Le professeur Benoît Vermander enseigne la spiritualité comparée, le latin et la religion romaine ainsi que l’anthropologie religieuse à la Faculté de philosophie de l’Université Fudan, à Shanghai. Cette faculté de grande taille est considérée avec constance comme la première en Asie et en Chine par plusieurs classements internationaux.

«C’est une grande joie que de travailler au jour le jour avec des étudiants chinois, de la première année au doctorat», souligne le professeur. Qui précise: «Je suis privilégié: ce sont d’excellents étudiants, les conditions de travail sont bonnes, le temps donné à la recherche est considérable. Ce n’est pas partout le cas, ni en Chine ni ailleurs, très loin de là.
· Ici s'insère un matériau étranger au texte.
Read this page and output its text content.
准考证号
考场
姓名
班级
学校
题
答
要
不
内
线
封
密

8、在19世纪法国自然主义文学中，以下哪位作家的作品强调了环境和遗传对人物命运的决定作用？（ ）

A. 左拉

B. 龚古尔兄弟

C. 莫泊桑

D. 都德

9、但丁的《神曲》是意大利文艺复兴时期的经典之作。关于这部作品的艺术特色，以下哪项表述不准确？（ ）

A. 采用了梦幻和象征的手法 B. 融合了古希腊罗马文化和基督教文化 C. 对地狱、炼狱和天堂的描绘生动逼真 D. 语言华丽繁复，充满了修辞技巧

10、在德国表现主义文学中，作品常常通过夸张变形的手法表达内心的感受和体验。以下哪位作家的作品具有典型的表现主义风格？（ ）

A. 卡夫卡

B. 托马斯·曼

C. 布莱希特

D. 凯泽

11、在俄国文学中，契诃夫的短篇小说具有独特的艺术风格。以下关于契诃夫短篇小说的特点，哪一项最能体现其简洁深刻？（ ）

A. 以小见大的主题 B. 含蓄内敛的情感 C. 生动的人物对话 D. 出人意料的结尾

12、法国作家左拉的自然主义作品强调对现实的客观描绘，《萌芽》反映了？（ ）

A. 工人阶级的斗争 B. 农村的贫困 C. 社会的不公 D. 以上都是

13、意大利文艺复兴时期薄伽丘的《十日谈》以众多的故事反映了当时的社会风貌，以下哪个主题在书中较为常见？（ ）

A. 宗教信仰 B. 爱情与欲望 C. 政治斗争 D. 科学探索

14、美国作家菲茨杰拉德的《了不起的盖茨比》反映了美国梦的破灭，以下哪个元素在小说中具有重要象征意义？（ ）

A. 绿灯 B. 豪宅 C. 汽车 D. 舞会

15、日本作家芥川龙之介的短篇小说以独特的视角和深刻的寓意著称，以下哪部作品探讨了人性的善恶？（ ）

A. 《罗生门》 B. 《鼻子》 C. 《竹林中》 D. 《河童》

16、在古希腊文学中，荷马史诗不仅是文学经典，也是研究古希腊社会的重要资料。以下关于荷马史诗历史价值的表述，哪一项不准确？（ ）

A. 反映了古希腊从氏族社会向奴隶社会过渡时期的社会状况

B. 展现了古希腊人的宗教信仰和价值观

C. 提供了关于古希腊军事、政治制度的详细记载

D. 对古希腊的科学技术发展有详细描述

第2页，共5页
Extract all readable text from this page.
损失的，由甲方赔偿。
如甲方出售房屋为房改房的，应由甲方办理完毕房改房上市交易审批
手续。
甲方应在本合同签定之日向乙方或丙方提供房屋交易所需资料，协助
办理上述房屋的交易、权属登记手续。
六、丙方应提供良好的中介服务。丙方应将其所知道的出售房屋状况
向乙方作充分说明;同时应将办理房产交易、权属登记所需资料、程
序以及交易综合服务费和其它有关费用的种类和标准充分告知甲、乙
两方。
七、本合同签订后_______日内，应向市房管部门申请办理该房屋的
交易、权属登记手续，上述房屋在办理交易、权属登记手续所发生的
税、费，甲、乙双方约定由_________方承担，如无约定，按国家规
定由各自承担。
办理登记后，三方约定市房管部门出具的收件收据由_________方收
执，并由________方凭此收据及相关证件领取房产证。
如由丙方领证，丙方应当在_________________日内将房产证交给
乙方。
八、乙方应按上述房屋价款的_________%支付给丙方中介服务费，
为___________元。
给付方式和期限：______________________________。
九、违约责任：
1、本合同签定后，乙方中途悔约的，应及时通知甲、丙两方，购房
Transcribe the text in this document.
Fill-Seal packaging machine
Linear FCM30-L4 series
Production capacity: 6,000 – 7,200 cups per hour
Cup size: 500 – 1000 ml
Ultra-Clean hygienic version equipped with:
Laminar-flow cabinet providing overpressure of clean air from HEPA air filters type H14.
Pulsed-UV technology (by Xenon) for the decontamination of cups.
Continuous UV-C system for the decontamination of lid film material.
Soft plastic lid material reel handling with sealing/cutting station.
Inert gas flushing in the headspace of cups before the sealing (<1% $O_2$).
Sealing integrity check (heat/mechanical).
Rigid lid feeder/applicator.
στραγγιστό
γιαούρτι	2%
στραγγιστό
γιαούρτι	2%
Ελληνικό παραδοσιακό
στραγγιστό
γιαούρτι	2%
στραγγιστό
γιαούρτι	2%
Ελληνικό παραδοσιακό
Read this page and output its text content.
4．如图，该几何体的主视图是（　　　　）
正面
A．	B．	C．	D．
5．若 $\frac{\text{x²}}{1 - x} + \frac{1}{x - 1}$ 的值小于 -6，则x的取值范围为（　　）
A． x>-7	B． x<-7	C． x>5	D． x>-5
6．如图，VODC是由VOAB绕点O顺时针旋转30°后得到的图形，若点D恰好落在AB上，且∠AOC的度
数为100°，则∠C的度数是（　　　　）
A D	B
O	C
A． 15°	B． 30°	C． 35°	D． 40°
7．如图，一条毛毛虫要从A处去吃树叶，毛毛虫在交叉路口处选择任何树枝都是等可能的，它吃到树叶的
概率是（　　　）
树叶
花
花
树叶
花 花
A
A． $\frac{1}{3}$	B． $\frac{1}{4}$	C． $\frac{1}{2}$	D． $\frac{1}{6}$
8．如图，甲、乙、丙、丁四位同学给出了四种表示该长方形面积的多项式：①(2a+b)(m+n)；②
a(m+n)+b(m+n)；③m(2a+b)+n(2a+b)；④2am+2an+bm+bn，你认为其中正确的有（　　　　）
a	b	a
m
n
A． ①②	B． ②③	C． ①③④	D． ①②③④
Je mesure donc mon bonheur!»

Evidemment, il y a les aléas de la rencontre interculturelle: «Il faut faire preuve de patience et d’humilité, se rendre compte en enseignant que certains concepts, certaines notions qu’on pensait aller de soi ne «passent pas». Et puis, professeur comme étudiants sont soumis en permanence au brassage des langues. Ce n’est pas toujours facile d’enseigner en chinois, ce n’est pas non plus facile pour des étudiants chinois d’entrer dans l’esprit et la rigueur de la langue latine par exemple, mais ils le font avec grande curiosité et appétit», explique le jésuite.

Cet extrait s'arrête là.